Unless my memory is failing me, the observers who wrote "Darwin's Finches" made quite an extensive study of all the breeding going on in the Galapagos, including of crossbreeds, and their conclusions were not that the crossbreeds were more highly successful than the purebreeds, contrary to what you've suggested.
As I've already pointed out to you, speciation is largely a distinction of degree, not class. Being able to interbreed marginally is not an empedement to being properly classified as a set of separate species. The distinction is an arbitrary, artificial human one with no distinct, easily recognized, universally accepted boundary.

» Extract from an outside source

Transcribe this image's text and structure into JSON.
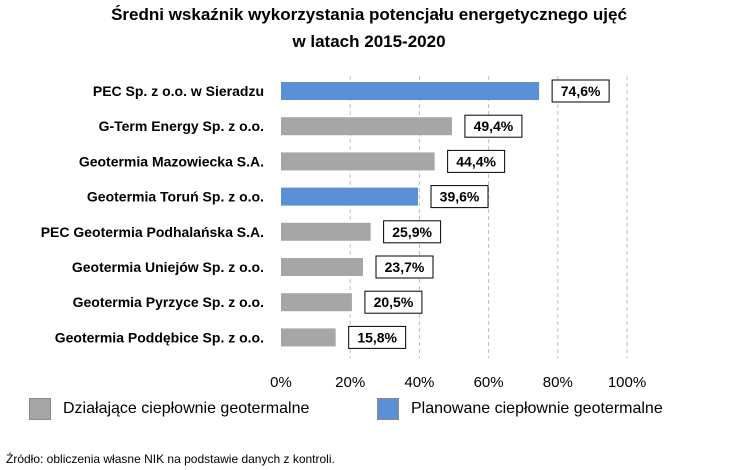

Are teacup poodles and mastiffs of the same species or distinct species? Depends whether you ask DNA researchers and en vitreo specialists or paleontologists and dog breeders.
Unless my memory is failing me, the observers who wrote "Darwin's Finches" made quite an extensive study of all the breeding going on in the Galapagos, including of crossbreeds, and their conclusions were not that the crossbreeds were more highly successful than the purebreeds, contrary to what you've suggested.

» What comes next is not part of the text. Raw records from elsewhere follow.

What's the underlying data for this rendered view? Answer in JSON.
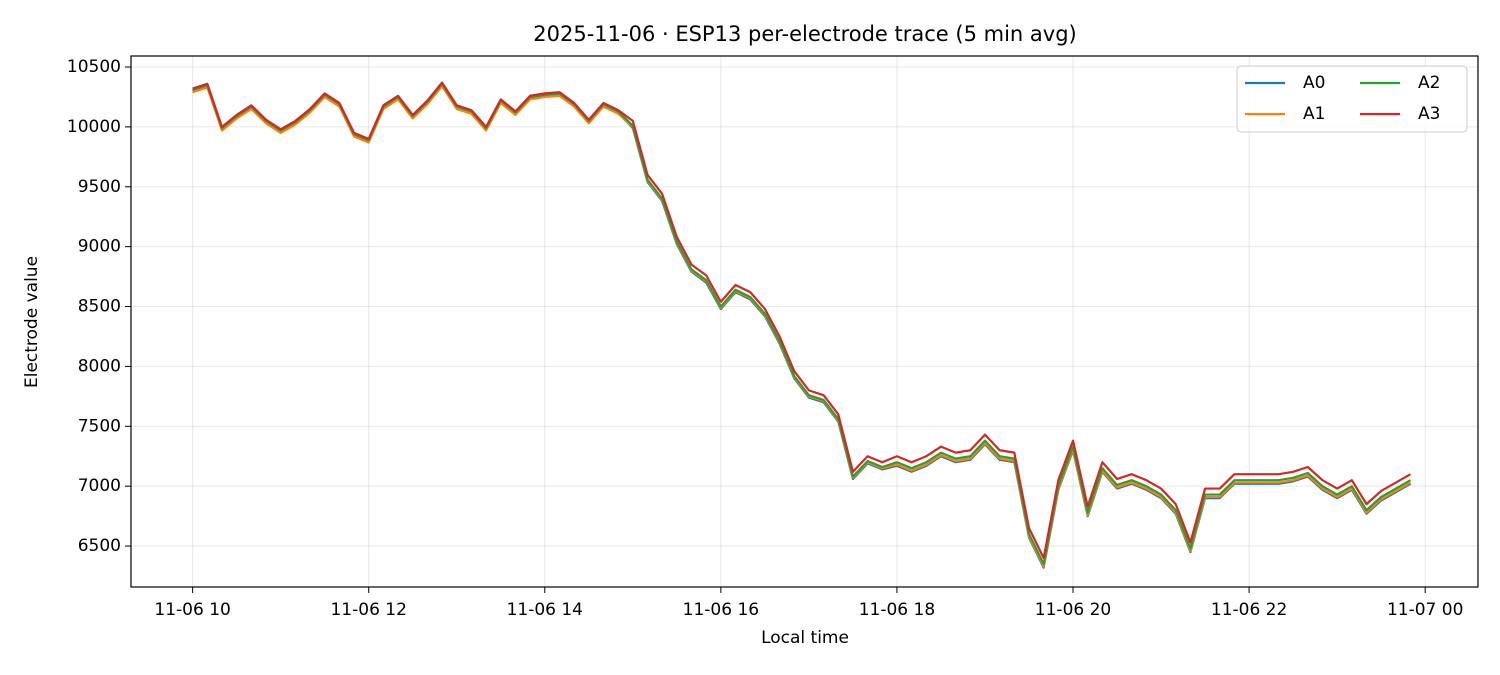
{
  "chart_data": {
    "type": "line",
    "title": "2025-11-06 · ESP13 per-electrode trace (5 min avg)",
    "x_label": "Local time",
    "y_label": "Electrode value",
    "x": [
      "11-06 10:00",
      "11-06 10:10",
      "11-06 10:20",
      "11-06 10:30",
      "11-06 10:40",
      "11-06 10:50",
      "11-06 11:00",
      "11-06 11:10",
      "11-06 11:20",
      "11-06 11:30",
      "11-06 11:40",
      "11-06 11:50",
      "11-06 12:00",
      "11-06 12:10",
      "11-06 12:20",
      "11-06 12:30",
      "11-06 12:40",
      "11-06 12:50",
      "11-06 13:00",
      "11-06 13:10",
      "11-06 13:20",
      "11-06 13:30",
      "11-06 13:40",
      "11-06 13:50",
      "11-06 14:00",
      "11-06 14:10",
      "11-06 14:20",
      "11-06 14:30",
      "11-06 14:40",
      "11-06 14:50",
      "11-06 15:00",
      "11-06 15:10",
      "11-06 15:20",
      "11-06 15:30",
      "11-06 15:40",
      "11-06 15:50",
      "11-06 16:00",
      "11-06 16:10",
      "11-06 16:20",
      "11-06 16:30",
      "11-06 16:40",
      "11-06 16:50",
      "11-06 17:00",
      "11-06 17:10",
      "11-06 17:20",
      "11-06 17:30",
      "11-06 17:40",
      "11-06 17:50",
      "11-06 18:00",
      "11-06 18:10",
      "11-06 18:20",
      "11-06 18:30",
      "11-06 18:40",
      "11-06 18:50",
      "11-06 19:00",
      "11-06 19:10",
      "11-06 19:20",
      "11-06 19:30",
      "11-06 19:40",
      "11-06 19:50",
      "11-06 20:00",
      "11-06 20:10",
      "11-06 20:20",
      "11-06 20:30",
      "11-06 20:40",
      "11-06 20:50",
      "11-06 21:00",
      "11-06 21:10",
      "11-06 21:20",
      "11-06 21:30",
      "11-06 21:40",
      "11-06 21:50",
      "11-06 22:00",
      "11-06 22:10",
      "11-06 22:20",
      "11-06 22:30",
      "11-06 22:40",
      "11-06 22:50",
      "11-06 23:00",
      "11-06 23:10",
      "11-06 23:20",
      "11-06 23:30",
      "11-06 23:40",
      "11-06 23:50"
    ],
    "series": [
      {
        "name": "A0",
        "color": "#1f77b4",
        "values": [
          10300,
          10340,
          9980,
          10080,
          10160,
          10040,
          9960,
          10030,
          10130,
          10260,
          10180,
          9930,
          9880,
          10160,
          10240,
          10080,
          10200,
          10350,
          10160,
          10120,
          9980,
          10210,
          10110,
          10240,
          10260,
          10270,
          10180,
          10040,
          10180,
          10120,
          9990,
          9540,
          9380,
          9020,
          8790,
          8700,
          8480,
          8620,
          8560,
          8420,
          8190,
          7900,
          7740,
          7700,
          7540,
          7060,
          7190,
          7140,
          7170,
          7120,
          7170,
          7250,
          7200,
          7220,
          7350,
          7220,
          7200,
          6570,
          6320,
          6970,
          7300,
          6750,
          7120,
          6980,
          7020,
          6970,
          6900,
          6770,
          6450,
          6900,
          6900,
          7020,
          7020,
          7020,
          7020,
          7040,
          7080,
          6970,
          6900,
          6970,
          6770,
          6880,
          6950,
          7020
        ]
      },
      {
        "name": "A1",
        "color": "#ff7f0e",
        "values": [
          10290,
          10330,
          9970,
          10070,
          10150,
          10030,
          9950,
          10020,
          10120,
          10250,
          10170,
          9920,
          9870,
          10150,
          10230,
          10070,
          10190,
          10340,
          10150,
          10110,
          9970,
          10200,
          10100,
          10230,
          10250,
          10260,
          10170,
          10030,
          10170,
          10110,
          10000,
          9550,
          9390,
          9030,
          8800,
          8710,
          8490,
          8630,
          8570,
          8430,
          8200,
          7910,
          7750,
          7710,
          7550,
          7070,
          7200,
          7150,
          7180,
          7130,
          7180,
          7260,
          7210,
          7230,
          7360,
          7230,
          7210,
          6580,
          6330,
          6980,
          7310,
          6760,
          7130,
          6990,
          7030,
          6980,
          6910,
          6780,
          6460,
          6910,
          6910,
          7030,
          7030,
          7030,
          7030,
          7050,
          7090,
          6980,
          6910,
          6980,
          6780,
          6890,
          6960,
          7030
        ]
      },
      {
        "name": "A2",
        "color": "#2ca02c",
        "values": [
          10310,
          10350,
          9990,
          10090,
          10170,
          10050,
          9970,
          10040,
          10140,
          10270,
          10190,
          9940,
          9890,
          10170,
          10250,
          10090,
          10210,
          10360,
          10170,
          10130,
          9990,
          10220,
          10120,
          10250,
          10270,
          10280,
          10190,
          10050,
          10190,
          10130,
          10010,
          9560,
          9400,
          9040,
          8810,
          8720,
          8500,
          8640,
          8580,
          8440,
          8210,
          7920,
          7760,
          7720,
          7560,
          7080,
          7210,
          7160,
          7200,
          7150,
          7200,
          7280,
          7230,
          7250,
          7380,
          7250,
          7230,
          6600,
          6350,
          7000,
          7330,
          6780,
          7150,
          7010,
          7050,
          7000,
          6930,
          6800,
          6480,
          6930,
          6930,
          7050,
          7050,
          7050,
          7050,
          7070,
          7110,
          7000,
          6930,
          7000,
          6800,
          6910,
          6980,
          7050
        ]
      },
      {
        "name": "A3",
        "color": "#d62728",
        "values": [
          10320,
          10360,
          10000,
          10100,
          10180,
          10060,
          9980,
          10050,
          10150,
          10280,
          10200,
          9950,
          9900,
          10180,
          10260,
          10100,
          10220,
          10370,
          10180,
          10140,
          10000,
          10230,
          10130,
          10260,
          10280,
          10290,
          10200,
          10060,
          10200,
          10140,
          10050,
          9600,
          9440,
          9080,
          8850,
          8760,
          8540,
          8680,
          8620,
          8480,
          8250,
          7960,
          7800,
          7760,
          7600,
          7120,
          7250,
          7200,
          7250,
          7200,
          7250,
          7330,
          7280,
          7300,
          7430,
          7300,
          7280,
          6650,
          6400,
          7050,
          7380,
          6830,
          7200,
          7060,
          7100,
          7050,
          6980,
          6850,
          6530,
          6980,
          6980,
          7100,
          7100,
          7100,
          7100,
          7120,
          7160,
          7050,
          6980,
          7050,
          6850,
          6960,
          7030,
          7100
        ]
      }
    ],
    "xlim": [
      "11-06 09:18",
      "11-07 00:36"
    ],
    "xticks": [
      {
        "value": "11-06 10:00",
        "label": "11-06 10"
      },
      {
        "value": "11-06 12:00",
        "label": "11-06 12"
      },
      {
        "value": "11-06 14:00",
        "label": "11-06 14"
      },
      {
        "value": "11-06 16:00",
        "label": "11-06 16"
      },
      {
        "value": "11-06 18:00",
        "label": "11-06 18"
      },
      {
        "value": "11-06 20:00",
        "label": "11-06 20"
      },
      {
        "value": "11-06 22:00",
        "label": "11-06 22"
      },
      {
        "value": "11-07 00:00",
        "label": "11-07 00"
      }
    ],
    "ylim": [
      6158,
      10592
    ],
    "yticks": [
      6500,
      7000,
      7500,
      8000,
      8500,
      9000,
      9500,
      10000,
      10500
    ],
    "grid": true,
    "legend": "upper right",
    "legend_columns": 2
  }
}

The so called 'scientist' who originally made the claim that these finches proved evolution was made by Percy Lowe in 1936. Evolutionists blindly followed him without bothering to verify the claims because of course it backed up their theory. The refutation came from Peter Grant and his colleagues who observed in 1982 that the various finch breeds produced hybrids. This throws down all the nonsense mentioned by evolutionists about the finches and shows quite well the dishonesty of evolutionists who continue to use this as an example of evolution even after it has been comletely disproven.